Explaining The Sales Funnel
- Tara Hornor
- March 12, 2012
Simply put, the sales funnel is a way of looking at the way a business sells its product. It isn’t so much a radical new idea or extreme marketing technique—instead, it’s a tool that allows a business to maximize its selling potential by analyzing the entire sales process, from the first contact with customers to the final sale.
Imagine a funnel: wide at the top, narrow at the bottom. As you progress down through the sales funnel and closer to the final sale at the bottom, prospective buyers will drop out, narrowing the funnel. Remember that this isn’t a bad thing; it’s simply the process of transforming potential buyers into committed clients. Analyzing the flow of prospective customers from one stage to the next can help you identify your weakest steps—helping you make your business plan stronger than ever.

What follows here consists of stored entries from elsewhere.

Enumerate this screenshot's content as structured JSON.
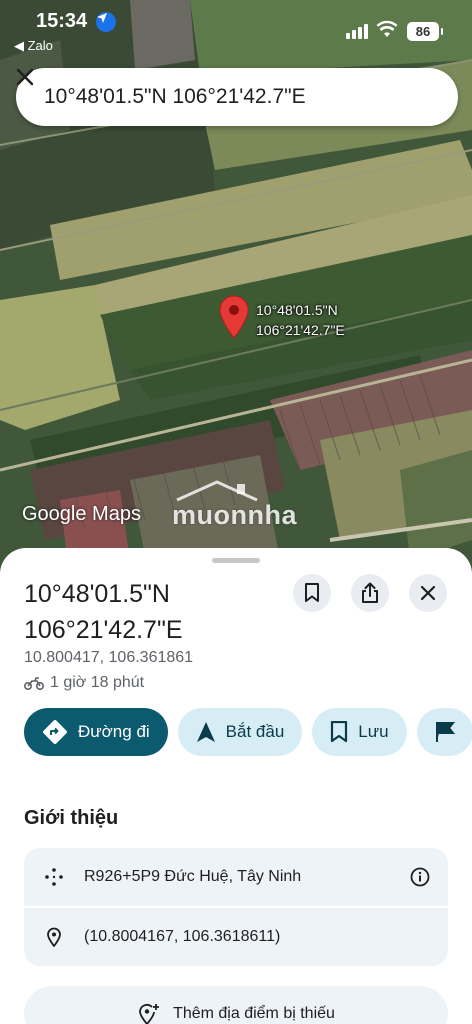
{
  "status_bar": {
    "time": "15:34",
    "back_app": "◀ Zalo",
    "battery": "86"
  },
  "search": {
    "query": "10°48'01.5\"N 106°21'42.7\"E"
  },
  "map": {
    "pin_label_lat": "10°48'01.5\"N",
    "pin_label_lng": "106°21'42.7\"E",
    "google_watermark": "Google Maps",
    "site_watermark": "muonnha"
  },
  "place": {
    "title_line1": "10°48'01.5\"N",
    "title_line2": "106°21'42.7\"E",
    "decimal_coords": "10.800417, 106.361861",
    "eta": "1 giờ 18 phút"
  },
  "actions": {
    "directions": "Đường đi",
    "start": "Bắt đầu",
    "save": "Lưu"
  },
  "about": {
    "title": "Giới thiệu",
    "plus_code": "R926+5P9 Đức Huệ, Tây Ninh",
    "coordinates": "(10.8004167, 106.3618611)"
  },
  "add_missing_place": "Thêm địa điểm bị thiếu"
}
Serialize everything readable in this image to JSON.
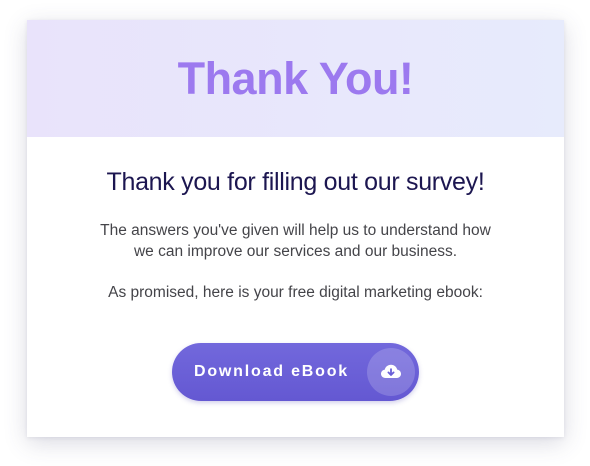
{
  "header": {
    "title": "Thank You!"
  },
  "main": {
    "heading": "Thank you for filling out our survey!",
    "paragraph_1_line_1": "The answers you've given will help us to understand how",
    "paragraph_1_line_2": "we can improve our services and our business.",
    "paragraph_2": "As promised, here is your free digital marketing ebook:"
  },
  "download_button": {
    "label": "Download eBook",
    "icon": "cloud-download-icon"
  },
  "colors": {
    "title": "#9c79ef",
    "heading": "#1c1650",
    "button": "#6a5fd8",
    "header_background": "#e9e3fb"
  }
}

Breaking it Down, Step 1: Identify Your Market
The very top of the sales funnel is the first stage: identifying a wide prospective market. This is as simple as sitting down, examining your product or service, and drawing up a list of the potential clients you think you can reach. Who would benefit from what your business offers? Be specific in order to come up with an exact number of prospective customers. For example, your number might include all women aged 18-24 who use the Internet daily and live in the greater Portland metropolitan area.

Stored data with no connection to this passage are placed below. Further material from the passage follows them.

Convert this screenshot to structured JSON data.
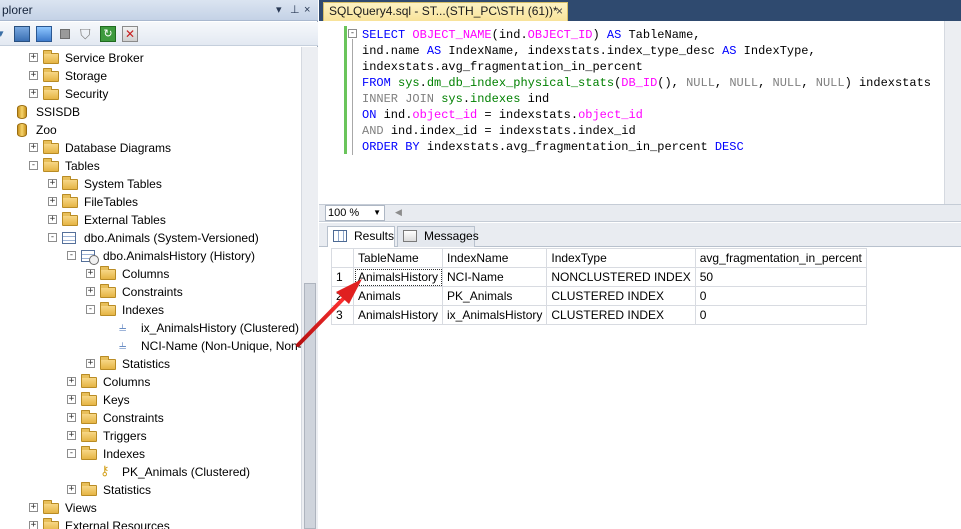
{
  "object_explorer": {
    "title": "plorer",
    "tree": [
      {
        "label": "Service Broker",
        "indent": 1,
        "icon": "folder-icon",
        "expander": "+"
      },
      {
        "label": "Storage",
        "indent": 1,
        "icon": "folder-icon",
        "expander": "+"
      },
      {
        "label": "Security",
        "indent": 1,
        "icon": "folder-icon",
        "expander": "+"
      },
      {
        "label": "SSISDB",
        "indent": 0,
        "icon": "database-icon",
        "expander": ""
      },
      {
        "label": "Zoo",
        "indent": 0,
        "icon": "database-icon",
        "expander": ""
      },
      {
        "label": "Database Diagrams",
        "indent": 1,
        "icon": "folder-icon",
        "expander": "+"
      },
      {
        "label": "Tables",
        "indent": 1,
        "icon": "folder-icon",
        "expander": "-"
      },
      {
        "label": "System Tables",
        "indent": 2,
        "icon": "folder-icon",
        "expander": "+"
      },
      {
        "label": "FileTables",
        "indent": 2,
        "icon": "folder-icon",
        "expander": "+"
      },
      {
        "label": "External Tables",
        "indent": 2,
        "icon": "folder-icon",
        "expander": "+"
      },
      {
        "label": "dbo.Animals (System-Versioned)",
        "indent": 2,
        "icon": "table-icon",
        "expander": "-"
      },
      {
        "label": "dbo.AnimalsHistory (History)",
        "indent": 3,
        "icon": "history-table-icon",
        "expander": "-"
      },
      {
        "label": "Columns",
        "indent": 4,
        "icon": "folder-icon",
        "expander": "+"
      },
      {
        "label": "Constraints",
        "indent": 4,
        "icon": "folder-icon",
        "expander": "+"
      },
      {
        "label": "Indexes",
        "indent": 4,
        "icon": "folder-icon",
        "expander": "-"
      },
      {
        "label": "ix_AnimalsHistory (Clustered)",
        "indent": 5,
        "icon": "index-icon",
        "expander": ""
      },
      {
        "label": "NCI-Name (Non-Unique, Non-Cl",
        "indent": 5,
        "icon": "index-icon",
        "expander": ""
      },
      {
        "label": "Statistics",
        "indent": 4,
        "icon": "folder-icon",
        "expander": "+"
      },
      {
        "label": "Columns",
        "indent": 3,
        "icon": "folder-icon",
        "expander": "+"
      },
      {
        "label": "Keys",
        "indent": 3,
        "icon": "folder-icon",
        "expander": "+"
      },
      {
        "label": "Constraints",
        "indent": 3,
        "icon": "folder-icon",
        "expander": "+"
      },
      {
        "label": "Triggers",
        "indent": 3,
        "icon": "folder-icon",
        "expander": "+"
      },
      {
        "label": "Indexes",
        "indent": 3,
        "icon": "folder-icon",
        "expander": "-"
      },
      {
        "label": "PK_Animals (Clustered)",
        "indent": 4,
        "icon": "key-icon",
        "expander": ""
      },
      {
        "label": "Statistics",
        "indent": 3,
        "icon": "folder-icon",
        "expander": "+"
      },
      {
        "label": "Views",
        "indent": 1,
        "icon": "folder-icon",
        "expander": "+"
      },
      {
        "label": "External Resources",
        "indent": 1,
        "icon": "folder-icon",
        "expander": "+"
      }
    ]
  },
  "document_tab": {
    "title": "SQLQuery4.sql - ST...(STH_PC\\STH (61))*",
    "close": "×"
  },
  "editor": {
    "collapse_symbol": "-",
    "lines": [
      [
        {
          "t": "SELECT ",
          "c": "kw"
        },
        {
          "t": "OBJECT_NAME",
          "c": "fn"
        },
        {
          "t": "(ind.",
          "c": ""
        },
        {
          "t": "OBJECT_ID",
          "c": "fn"
        },
        {
          "t": ") ",
          "c": ""
        },
        {
          "t": "AS",
          "c": "kw"
        },
        {
          "t": " TableName,",
          "c": ""
        }
      ],
      [
        {
          "t": "ind.name ",
          "c": ""
        },
        {
          "t": "AS",
          "c": "kw"
        },
        {
          "t": " IndexName, indexstats.index_type_desc ",
          "c": ""
        },
        {
          "t": "AS",
          "c": "kw"
        },
        {
          "t": " IndexType,",
          "c": ""
        }
      ],
      [
        {
          "t": "indexstats.avg_fragmentation_in_percent",
          "c": ""
        }
      ],
      [
        {
          "t": "FROM ",
          "c": "kw"
        },
        {
          "t": "sys",
          "c": "sy"
        },
        {
          "t": ".",
          "c": ""
        },
        {
          "t": "dm_db_index_physical_stats",
          "c": "sy"
        },
        {
          "t": "(",
          "c": ""
        },
        {
          "t": "DB_ID",
          "c": "fn"
        },
        {
          "t": "(), ",
          "c": ""
        },
        {
          "t": "NULL",
          "c": "gy"
        },
        {
          "t": ", ",
          "c": ""
        },
        {
          "t": "NULL",
          "c": "gy"
        },
        {
          "t": ", ",
          "c": ""
        },
        {
          "t": "NULL",
          "c": "gy"
        },
        {
          "t": ", ",
          "c": ""
        },
        {
          "t": "NULL",
          "c": "gy"
        },
        {
          "t": ") indexstats",
          "c": ""
        }
      ],
      [
        {
          "t": "INNER JOIN ",
          "c": "gy"
        },
        {
          "t": "sys",
          "c": "sy"
        },
        {
          "t": ".",
          "c": ""
        },
        {
          "t": "indexes",
          "c": "sy"
        },
        {
          "t": " ind",
          "c": ""
        }
      ],
      [
        {
          "t": "ON ",
          "c": "kw"
        },
        {
          "t": "ind.",
          "c": ""
        },
        {
          "t": "object_id",
          "c": "pk"
        },
        {
          "t": " = indexstats.",
          "c": ""
        },
        {
          "t": "object_id",
          "c": "pk"
        }
      ],
      [
        {
          "t": "AND ",
          "c": "gy"
        },
        {
          "t": "ind.index_id = indexstats.index_id",
          "c": ""
        }
      ],
      [
        {
          "t": "ORDER BY ",
          "c": "kw"
        },
        {
          "t": "indexstats.avg_fragmentation_in_percent ",
          "c": ""
        },
        {
          "t": "DESC",
          "c": "kw"
        }
      ]
    ]
  },
  "zoom": {
    "value": "100 %"
  },
  "results_tabs": {
    "results_label": "Results",
    "messages_label": "Messages"
  },
  "grid": {
    "columns": [
      "TableName",
      "IndexName",
      "IndexType",
      "avg_fragmentation_in_percent"
    ],
    "rows": [
      {
        "num": "1",
        "cells": [
          "AnimalsHistory",
          "NCI-Name",
          "NONCLUSTERED INDEX",
          "50"
        ]
      },
      {
        "num": "2",
        "cells": [
          "Animals",
          "PK_Animals",
          "CLUSTERED INDEX",
          "0"
        ]
      },
      {
        "num": "3",
        "cells": [
          "AnimalsHistory",
          "ix_AnimalsHistory",
          "CLUSTERED INDEX",
          "0"
        ]
      }
    ]
  },
  "colors": {
    "keyword": "#0000ff",
    "function": "#ff00ff",
    "system_object": "#008000",
    "operator": "#808080",
    "tab_active": "#f8e39a",
    "annotation_arrow": "#e02020"
  }
}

Step Two: Research and Strategize
Now that your sights are lined up on the target market, the next stage in the sales funnel is research. Find out more about your prospective clientele: their needs, their current buying patterns, their opinions on or loyalties to existing brands. Armed with this information, set up a comprehensive marketing plan that is tailored to fit your market. Plan both your sales pitch and the vehicles you will use to deliver it to your prospective audience. Here, the sales funnel has already narrowed, as your sales strategy likely will not allow you to reach everyone on the original target market.

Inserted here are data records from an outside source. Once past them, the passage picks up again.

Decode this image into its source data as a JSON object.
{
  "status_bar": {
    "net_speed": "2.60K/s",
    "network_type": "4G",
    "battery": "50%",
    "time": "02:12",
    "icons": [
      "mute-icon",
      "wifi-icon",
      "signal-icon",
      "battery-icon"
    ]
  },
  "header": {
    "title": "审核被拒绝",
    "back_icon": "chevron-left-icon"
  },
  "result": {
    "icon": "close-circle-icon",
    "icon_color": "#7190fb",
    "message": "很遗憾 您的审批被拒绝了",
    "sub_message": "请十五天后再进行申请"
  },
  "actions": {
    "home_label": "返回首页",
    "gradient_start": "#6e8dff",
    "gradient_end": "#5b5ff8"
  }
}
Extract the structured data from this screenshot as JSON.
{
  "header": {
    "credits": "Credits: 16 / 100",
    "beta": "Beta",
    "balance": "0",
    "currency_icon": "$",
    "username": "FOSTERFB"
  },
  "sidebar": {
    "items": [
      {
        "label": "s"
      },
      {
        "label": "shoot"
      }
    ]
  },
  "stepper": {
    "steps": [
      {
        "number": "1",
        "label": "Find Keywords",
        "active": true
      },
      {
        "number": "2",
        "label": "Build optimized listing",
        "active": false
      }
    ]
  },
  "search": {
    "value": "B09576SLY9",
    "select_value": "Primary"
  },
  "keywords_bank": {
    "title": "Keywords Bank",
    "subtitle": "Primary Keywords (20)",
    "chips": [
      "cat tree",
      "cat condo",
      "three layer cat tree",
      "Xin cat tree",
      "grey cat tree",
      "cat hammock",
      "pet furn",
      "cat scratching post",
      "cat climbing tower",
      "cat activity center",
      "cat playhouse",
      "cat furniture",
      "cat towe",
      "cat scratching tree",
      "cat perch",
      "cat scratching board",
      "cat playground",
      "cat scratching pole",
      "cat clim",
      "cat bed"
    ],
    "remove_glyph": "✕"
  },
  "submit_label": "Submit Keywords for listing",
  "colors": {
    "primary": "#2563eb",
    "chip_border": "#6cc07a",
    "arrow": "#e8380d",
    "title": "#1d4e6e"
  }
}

Step Three: Making First Contact
This is your introduction to your prospective clients—an introduction that will hopefully be the beginning of a long communication process. It’s your job to introduce yourself in a way that is tailored to reach your audience and establishes the framework for a future relationship. The first contact step might be sending out mailers or posting an online advertisement. The goal here is response: you want to engage your prospects in communication. Of course, some prospects will not engage in communication and will drop out of the sales funnel.
Step Four: Sell Yourself
Now that the prospective clients have responded to the initial contact and expressed interest in a future relationship, it’s time for you to do what you do best: sell yourself. Show your customers that you have a product designed especially for their needs or wants. Remember that this isn’t a one-sided conversation. Engage in dialogue with your prospects; respond to their questions and show them that you have made every effort to cater to their preferences.
Step Five: Negotiate
On rare occasion, prospective customers will be immediately won over by your sales pitch, jumping to the end of the sales funnel. But if they don’t, never fear: raising concerns and asking questions shows that they’re interested in making your service or product work for them. Your job here is not only to respond to the prospects’ objections, but also to actively seek out and address these objections. Successful conflict resolution will earn you many loyal customers.
Step Six: Close the Sale
You’ve researched, planned, and negotiated, and now you’ve reached the bottom of the funnel: the actual transaction. If you’ve done your job well, the prospect has just become a customer. In this step, your customer makes the payment, and it’s your job to ensure a prompt delivery of goods or services that meets the promised standards. Ensuring that this step goes smoothly will also ensure loyal customers in the future.